Enhanced electron correlations at the ${\mathrm{Sr}}_x{\mathrm{Ca}}_{1-x}{\mathrm{VO}}_3$ surface

We report hard x-ray photoemission spectroscopy measurements of the electronic structure of the prototypical correlated oxide ${\mathrm{Sr}}_x{\mathrm{Ca}}_{1-x}{\mathrm{VO}}_3$. By comparing spectra recorded at different excitation energies, we show that 2.2 keV photoelectrons contain a substantial surface component, whereas 4.2 keV photoelectrons originate essentially from the bulk of the sample. Bulk-sensitive measurements of the O $2p$ valence band are found to be in good agreement with ab initio calculations of the electronic structure, with some modest adjustments to the orbital-dependent photoionization cross sections. The evolution of the O $2p$ electronic structure as a function of the Sr content is dominated by $A$-site hybridization.

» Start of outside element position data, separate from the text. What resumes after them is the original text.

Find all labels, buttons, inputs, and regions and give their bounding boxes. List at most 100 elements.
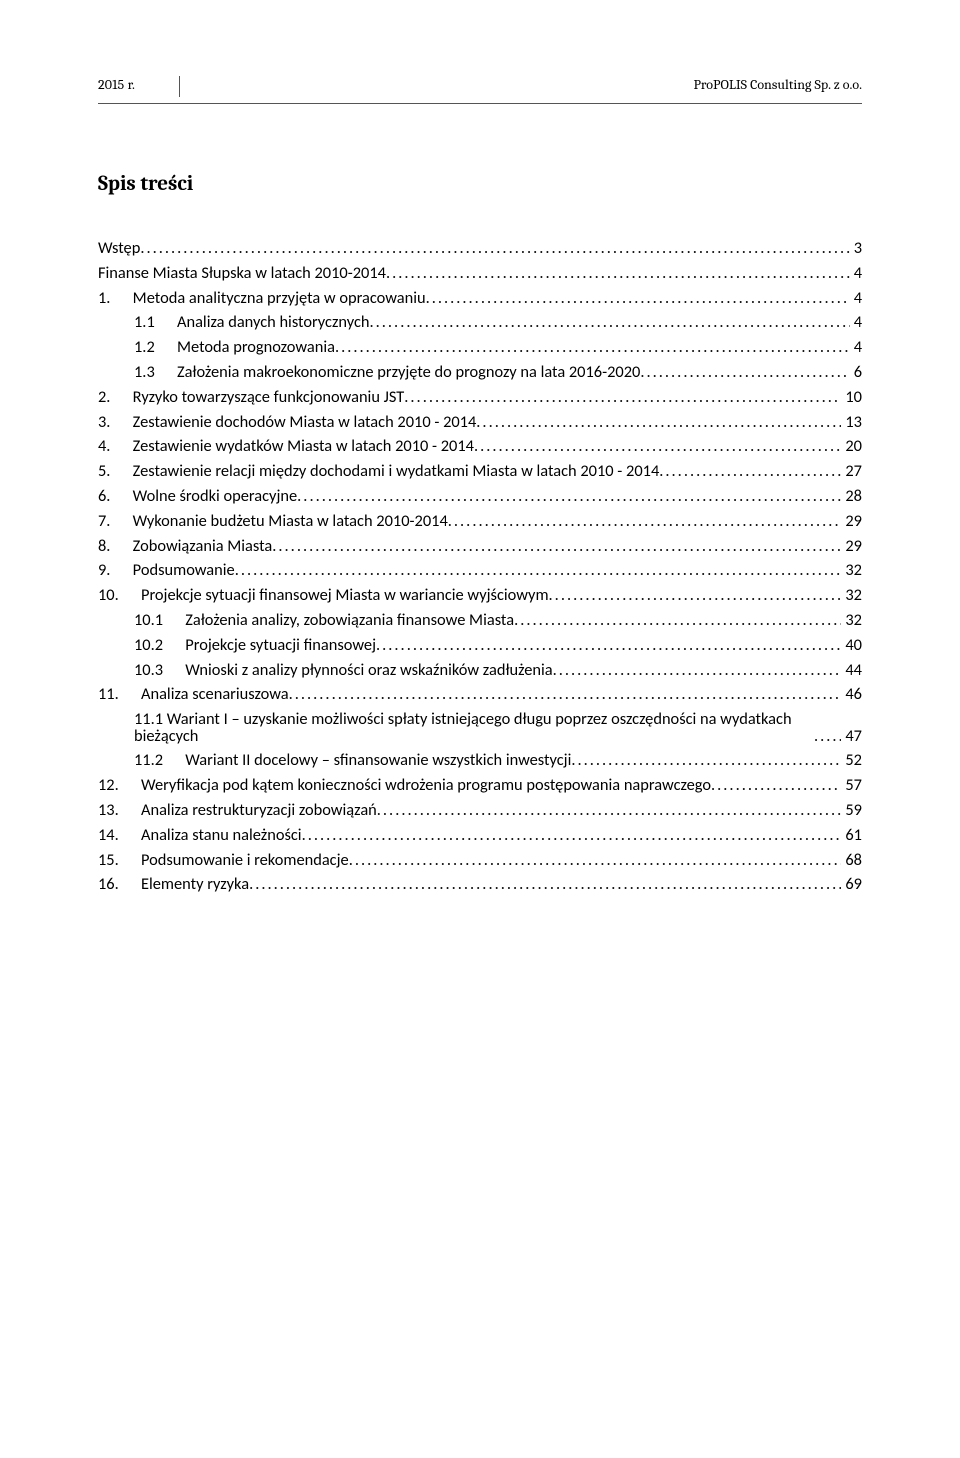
toc-row: 10.3 Wnioski z analizy płynności oraz ws…: [98, 662, 862, 678]
toc-page-number: 29: [843, 538, 862, 554]
toc-page-number: 27: [843, 463, 862, 479]
header-year: 2015 r.: [98, 76, 179, 97]
toc-page-number: 4: [852, 290, 862, 306]
toc-row: 1. Metoda analityczna przyjęta w opracow…: [98, 290, 862, 306]
toc-dot-leader: [235, 562, 842, 578]
toc-row: 5. Zestawienie relacji między dochodami …: [98, 463, 862, 479]
toc-dot-leader: [553, 662, 842, 678]
toc-label: 8. Zobowiązania Miasta: [98, 538, 272, 554]
toc-label: 11. Analiza scenariuszowa: [98, 686, 289, 702]
toc-page-number: 20: [843, 438, 862, 454]
toc-label: 11.2 Wariant II docelowy – sfinansowanie…: [134, 752, 571, 768]
header-company: ProPOLIS Consulting Sp. z o.o.: [192, 76, 862, 97]
toc-page-number: 4: [852, 265, 862, 281]
toc-label: 2. Ryzyko towarzyszące funkcjonowaniu JS…: [98, 389, 404, 405]
toc-page-number: 59: [843, 802, 862, 818]
toc-label: 1. Metoda analityczna przyjęta w opracow…: [98, 290, 426, 306]
toc-row: 10. Projekcje sytuacji finansowej Miasta…: [98, 587, 862, 603]
toc-row: Finanse Miasta Słupska w latach 2010-201…: [98, 265, 862, 281]
toc-dot-leader: [349, 852, 842, 868]
toc-dot-leader: [426, 290, 850, 306]
toc-label: 9. Podsumowanie: [98, 562, 235, 578]
toc-label: 11.1 Wariant I – uzyskanie możliwości sp…: [134, 711, 814, 744]
toc-dot-leader: [711, 777, 841, 793]
toc-row: 12. Weryfikacja pod kątem konieczności w…: [98, 777, 862, 793]
toc-row: 1.3 Założenia makroekonomiczne przyjęte …: [98, 364, 862, 380]
toc-page-number: 57: [843, 777, 862, 793]
toc-row: 1.2 Metoda prognozowania 4: [98, 339, 862, 355]
toc-row: Wstęp 3: [98, 240, 862, 256]
toc-row: 7. Wykonanie budżetu Miasta w latach 201…: [98, 513, 862, 529]
toc-row: 11. Analiza scenariuszowa 46: [98, 686, 862, 702]
toc-page-number: 32: [843, 587, 862, 603]
toc-page-number: 61: [843, 827, 862, 843]
toc-page-number: 29: [843, 513, 862, 529]
toc-label: 10.1 Założenia analizy, zobowiązania fin…: [134, 612, 514, 628]
toc-label: 5. Zestawienie relacji między dochodami …: [98, 463, 659, 479]
toc-dot-leader: [474, 438, 841, 454]
toc-dot-leader: [249, 876, 841, 892]
toc-label: 7. Wykonanie budżetu Miasta w latach 201…: [98, 513, 448, 529]
toc-dot-leader: [302, 827, 842, 843]
toc-dot-leader: [377, 802, 842, 818]
toc-row: 15. Podsumowanie i rekomendacje68: [98, 852, 862, 868]
toc-dot-leader: [640, 364, 849, 380]
toc-row: 6. Wolne środki operacyjne 28: [98, 488, 862, 504]
toc-dot-leader: [386, 265, 850, 281]
toc: Wstęp 3 Finanse Miasta Słupska w latach 20…: [98, 240, 862, 893]
toc-row: 8. Zobowiązania Miasta 29: [98, 538, 862, 554]
toc-page-number: 40: [843, 637, 862, 653]
toc-page-number: 4: [852, 339, 862, 355]
toc-row: 10.2 Projekcje sytuacji finansowej 40: [98, 637, 862, 653]
toc-label: 13. Analiza restrukturyzacji zobowiązań: [98, 802, 377, 818]
toc-dot-leader: [272, 538, 841, 554]
toc-page-number: 68: [843, 852, 862, 868]
toc-page-number: 44: [843, 662, 862, 678]
toc-label: Finanse Miasta Słupska w latach 2010-201…: [98, 265, 386, 281]
toc-row: 16. Elementy ryzyka69: [98, 876, 862, 892]
toc-label: 4. Zestawienie wydatków Miasta w latach …: [98, 438, 474, 454]
toc-dot-leader: [297, 488, 841, 504]
page-header: 2015 r. ProPOLIS Consulting Sp. z o.o.: [98, 76, 862, 104]
toc-page-number: 13: [843, 414, 862, 430]
toc-row: 14. Analiza stanu należności 61: [98, 827, 862, 843]
toc-label: 14. Analiza stanu należności: [98, 827, 302, 843]
toc-dot-leader: [289, 686, 842, 702]
toc-label: 6. Wolne środki operacyjne: [98, 488, 297, 504]
toc-row: 13. Analiza restrukturyzacji zobowiązań 5…: [98, 802, 862, 818]
page: 2015 r. ProPOLIS Consulting Sp. z o.o. S…: [0, 0, 960, 991]
toc-row: 9. Podsumowanie 32: [98, 562, 862, 578]
toc-page-number: 52: [843, 752, 862, 768]
toc-label: 1.2 Metoda prognozowania: [134, 339, 335, 355]
toc-dot-leader: [376, 637, 841, 653]
toc-row: 2. Ryzyko towarzyszące funkcjonowaniu JS…: [98, 389, 862, 405]
toc-page-number: 3: [852, 240, 862, 256]
toc-dot-leader: [476, 414, 841, 430]
toc-dot-leader: [549, 587, 842, 603]
toc-label: 10. Projekcje sytuacji finansowej Miasta…: [98, 587, 549, 603]
toc-dot-leader: [659, 463, 841, 479]
toc-label: 1.1 Analiza danych historycznych: [134, 314, 370, 330]
toc-label: 10.2 Projekcje sytuacji finansowej: [134, 637, 376, 653]
toc-label: 1.3 Założenia makroekonomiczne przyjęte …: [134, 364, 640, 380]
toc-label: Wstęp: [98, 240, 140, 256]
toc-page-number: 32: [843, 562, 862, 578]
toc-row: 10.1 Założenia analizy, zobowiązania fin…: [98, 612, 862, 628]
toc-page-number: 46: [843, 686, 862, 702]
toc-page-number: 6: [852, 364, 862, 380]
toc-label: 10.3 Wnioski z analizy płynności oraz ws…: [134, 662, 553, 678]
toc-label: 3. Zestawienie dochodów Miasta w latach …: [98, 414, 476, 430]
header-divider: [179, 76, 180, 97]
toc-page-number: 28: [843, 488, 862, 504]
toc-page-number: 32: [843, 612, 862, 628]
toc-title: Spis treści: [98, 172, 862, 196]
toc-row: 11.2 Wariant II docelowy – sfinansowanie…: [98, 752, 862, 768]
toc-label: 16. Elementy ryzyka: [98, 876, 249, 892]
toc-dot-leader: [140, 240, 849, 256]
toc-row: 4. Zestawienie wydatków Miasta w latach …: [98, 438, 862, 454]
toc-dot-leader: [335, 339, 850, 355]
toc-page-number: 47: [843, 728, 862, 744]
toc-row: 1.1 Analiza danych historycznych 4: [98, 314, 862, 330]
toc-dot-leader: [448, 513, 842, 529]
toc-page-number: 4: [852, 314, 862, 330]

Near the Fermi level, the correlated V $3d$ Hubbard bands are found to evolve in both binding energy and spectral weight as a function of distance from the vacuum interface, revealing higher correlation at the surface than in the bulk.

Figure 1

Core level HAXPES spectra at 4.2 keV of ${\mathrm{CaVO}}_3$ and ${\mathrm{Sr}}_{0.5}{\mathrm{Ca}}_{0.5}{\mathrm{VO}}_3$.

Figure 2

(a) HAXPES measurements at 4.2 keV of ${\mathrm{CaVO}}_3$ and ${\mathrm{Sr}}_{0.5}{\mathrm{Ca}}_{0.5}{\mathrm{VO}}_3$, illustrating the Shirley-type background contribution (dashed line). The broadened total DOS (TDOS) is shown at the bottom of the figure for ${\mathrm{CaVO}}_3$ and ${\mathrm{SrVO}}_3$. (b) Broadened partial densities of states of ${\mathrm{CaVO}}_3$ and ${\mathrm{SrVO}}_3$, showing the contribution from each orbital component, and their respective weights. Each curve has been offset vertically by 2 ${\mathrm{eV}}^{-1}$ f.u.${}^{-1}$ for clarity. (c) HAXPES measurements after subtraction of the Shirley-type background, compared with the results of fitting the PDOS to the data (fit). Also shown is the theoretical cross-section corrected PDOS (c-PDOS).

Figure 3

High-statistics HAXPES spectra of the V $3d$ states of (a) ${\mathrm{CaVO}}_3$ and (b) ${\mathrm{Sr}}_{0.5}{\mathrm{Ca}}_{0.5}{\mathrm{VO}}_3$ at 4.2 and 2.2 keV incident photon energies (vertically offset for clarity). The dashed (green) lines indicate the contributions from the tails of the O $2p$ band, and the black solid lines represent fits of the experimental spectra (see text). Finally, the dotted lines near $E_{\mathrm{F}}$ are the experimental spectra divided by the Fermi function (determined from Ag foil).

Figure 4

Results of fitting the HAXPES spectra to Gaussian components. (a) Fitted spectra (excluding the O $2p$ tails) shown alongside the UPS spectra of Ref. [3]. All spectra have been broadened to have the same effective instrument resolution function, corresponding to $\sigma =220$ meV, and normalized to the intensity of the LHB. (b) Binding energy of the LHB for the two compounds, shown as a function of the estimated IMFP, $\lambda$. The horizontal dashed lines indicate the separation between the QP and LHB from bulk-sensitive RXES [3]. The error bars represent estimated statistical errors associated with the fitting.

Figure 5

Comparison between various probes of different depth sensitivities of the correlated electronic structure of ${\mathrm{CaVO}}_3$ and ${\mathrm{Sr}}_{0.5}{\mathrm{Ca}}_{0.5}{\mathrm{VO}}_3$. The approximate depth sensitivity of each technique is illustrated on the left, with reference to the SrO-terminated surface of cubic ${\mathrm{SrVO}}_3$(100). The HAXPES spectra are those shown in Fig. 3 after subtraction of the O $2p$ tails. Corresponding Ag reference spectra recorded at the same energies are also shown. The UPS and RXES results are from Ref. [3].